La troisième cosmonaute russe, Elena Kondakova, n'a volé qu'en 1994, dix ans après Savitskaïa, effectuant la première longue mission d'une femme dans l'espace: cinq mois à bord de la station Mir. Elle a aussi volé à bord d'une navette américaine en 1997.

Les vols de Kondakova n'auraient jamais été possibles sans l'appui de son mari, Valeri Rioumine, haut responsable du secteur spatial, estime Mme Dobrokvachina.

La première Américaine dans l'espace, Sally Ride, est partie pour sa première mission 20 ans après Terechkova, en 1983. Mais les États-Unis ont battu tous les records en ce qui concerne l'envoi de femmes dans l'espace : après Sally Ride, plus de 40 Américaines ont volé à bord des navettes spatiales.

Dans la conquête de l'espace, Russes et Américains ont eu des approches différentes: l'URSS développait des stations orbitales avec des vols de plusieurs mois qui nécessitaient plutôt la force et l'endurance des hommes, alors que les États-Unis disposaient de navettes spatiales plus confortables, conçues pour des vols d'une dizaine de jours, donc plus accessibles aux femmes, explique Igor Marinine.

«Les États-Unis voulaient prouver que dans la société américaine hommes et femmes sont égaux. Les Russes avaient des objectifs plus pragmatiques» : réaliser leur programme scientifique avec un minimum de ressources, souligne pour sa part Vadim Gouchtchine, psychologue de l'institut IMBP.

«Les vols avec des femmes nécessitent des ressources supplémentaires, par exemple plusieurs litres d'eau par jour en plus, ainsi que des produits d'hygiène», surtout lorsqu'il s'agit d'un vol de plusieurs mois, explique-t-il. Et chaque litre d'eau supplémentaire envoyé dans l'espace coûte cher.

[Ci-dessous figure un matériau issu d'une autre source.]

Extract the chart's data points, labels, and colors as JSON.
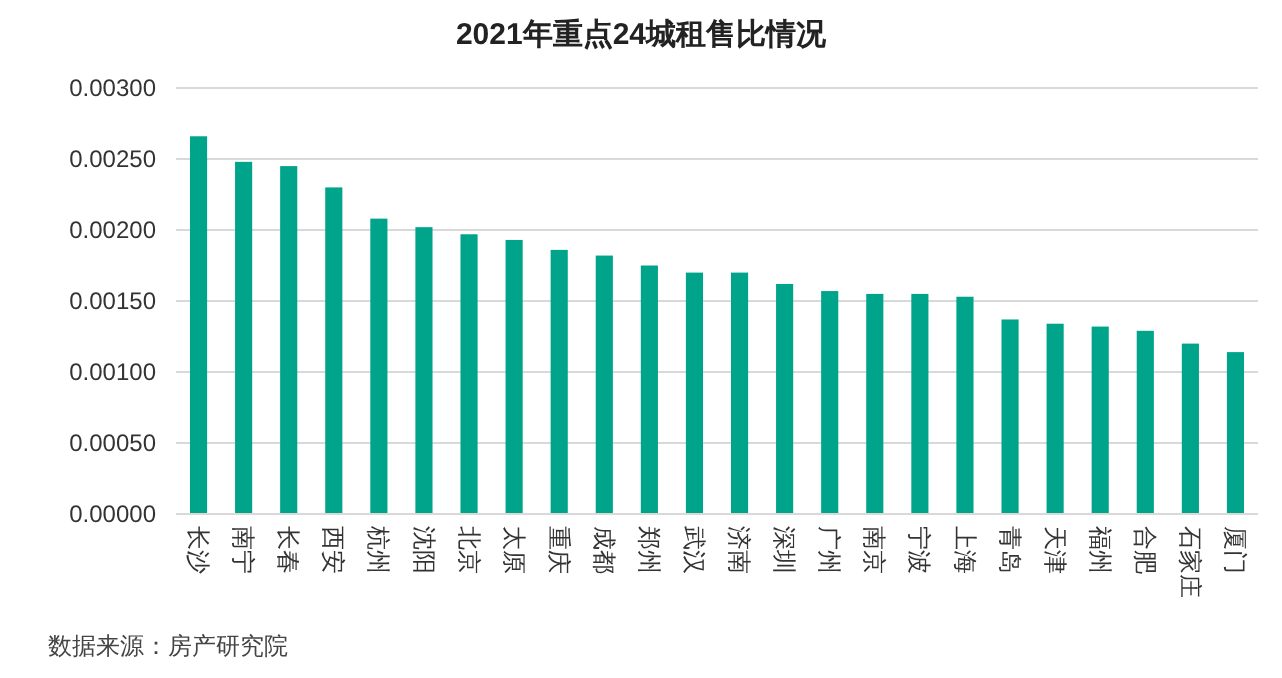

Le chef de l'Agence spatiale russe Vladimir Popovkine nommé en 2011 semble aujourd'hui favorable au retour des femmes dans la conquête spatiale.

Une cosmonaute russe devrait partir dans l'espace en automne 2014, après une pause de près de vingt ans.

Elena Serova, 36 ans, seule femme de l'unité des cosmonautes russes, s'entraîne pour une mission de six mois à bord de la Station spatiale internationale (ISS).

Dans une interview à l'AFP, elle a confié qu'elle n'envisageait pas d'établir de nouveaux records dans l'espace, mais voudrait «tout simplement faire son travail».

«Je me sens comme un écolier qui se prépare à son examen principal. J'ai très peur de décevoir les gens qui ont fait tant d'effort pour préparer mon vol», confie la jeune femme.

«Si tout se passe bien et si mon vol a lieu, cela servira de signal pour que de plus en plus de femmes mettent à l'épreuve leurs forces dans l'espace», dit-elle.